Но здесь-то совсем другое. Ладно бы еще эту игрушку сделал или подарил кто-то, кто ей дорог, но…
— Я не понимаю тебя, — сказал он. — Клюзерштатен неоднократно пытался убить тебя, хотел убить меня…
— Это когда это?
— На суде. Уже забыла? Он предлагал грохнуть обоих твоих мужей… и с половиной этого плана я согласен, но вторая мне не нравится. А сделанная им игрушка пыталась убить твоих детей.
— Вряд ли у нее это получилось бы.
Майно не стал дальше спорить. Убедившись, что клетка достаточно прочная, он оттащил ее в подвал, решив потом наведаться к Артуббе. Или пригласить на чай Анколатти, спросить его профессионального мнения. Возможно, ему же и отдать, если ему такое нужно.
Глядя, как муж волочет клетку по лестнице, Лахджа подумала, что ей и в самом деле не особо-то нужна эта игрушечная тварь. Она порадует разве что режиссера фильмов ужасов, а ей что делать с бархатным дракончиком, который пытается убить все живое? Надо будет подумать…
Мимо прочапала Вероника со шкатулкой драгоценностей. Весила та многовато для трехлетней девочки, и Вероника громко пыхтела.
— Ежевичка, а ты куда это несешь? — ласково спросила мама.
— Голодных накоймить, — сосредоточенно ответила Вероника.
На секунду Лахджа решила, что ее дочь встретила в саду императорских белок, и умилилась ее доброте. Потом вспомнила, что та собирается скормить им ее украшения, часть которых — просто дешевая бижутерия, но другая стоит немалых денег.
Да и какие еще императорские белки?

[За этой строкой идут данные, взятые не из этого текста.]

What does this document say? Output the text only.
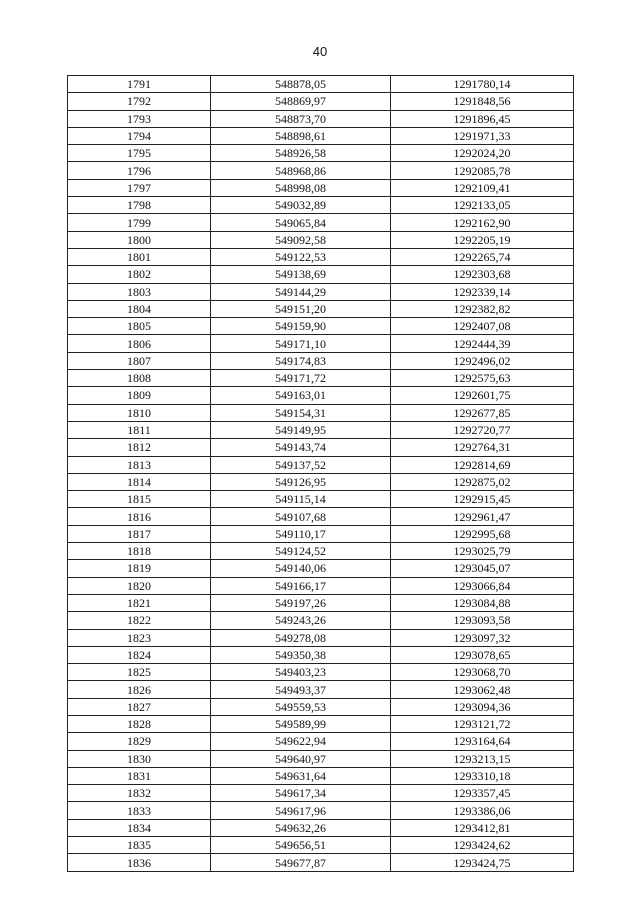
40
1791	548878,05	1291780,14
1792	548869,97	1291848,56
1793	548873,70	1291896,45
1794	548898,61	1291971,33
1795	548926,58	1292024,20
1796	548968,86	1292085,78
1797	548998,08	1292109,41
1798	549032,89	1292133,05
1799	549065,84	1292162,90
1800	549092,58	1292205,19
1801	549122,53	1292265,74
1802	549138,69	1292303,68
1803	549144,29	1292339,14
1804	549151,20	1292382,82
1805	549159,90	1292407,08
1806	549171,10	1292444,39
1807	549174,83	1292496,02
1808	549171,72	1292575,63
1809	549163,01	1292601,75
1810	549154,31	1292677,85
1811	549149,95	1292720,77
1812	549143,74	1292764,31
1813	549137,52	1292814,69
1814	549126,95	1292875,02
1815	549115,14	1292915,45
1816	549107,68	1292961,47
1817	549110,17	1292995,68
1818	549124,52	1293025,79
1819	549140,06	1293045,07
1820	549166,17	1293066,84
1821	549197,26	1293084,88
1822	549243,26	1293093,58
1823	549278,08	1293097,32
1824	549350,38	1293078,65
1825	549403,23	1293068,70
1826	549493,37	1293062,48
1827	549559,53	1293094,36
1828	549589,99	1293121,72
1829	549622,94	1293164,64
1830	549640,97	1293213,15
1831	549631,64	1293310,18
1832	549617,34	1293357,45
1833	549617,96	1293386,06
1834	549632,26	1293412,81
1835	549656,51	1293424,62
1836	549677,87	1293424,75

Это даже в Мистерии крайне редкий вид, и Вероника ничего о них не знает.
Тифон, на территории посторонние есть?
Только вредители. Крысы, ежи, бродячая кошка, два гоблина.
А, ну ладно… в смысле два гоблина?!
Картинка сложилась сразу же. Лахджа аккуратно изъяла у дочери драгоценности и объяснила ей, что гоблины — существа не очень умные, поэтому не понимают, что золото несъедобное. И если Вероника им его даст, то они сдуру поломают себе зубки и будут плакать. Так что лучше дать им нормальной еды — например, вон тот вилок капусты.
— А лучше два, — закончила она, выходя на улицу с двумя капустными кочанами. — Хочешь, покажу тебе двойной слепой трехочковый?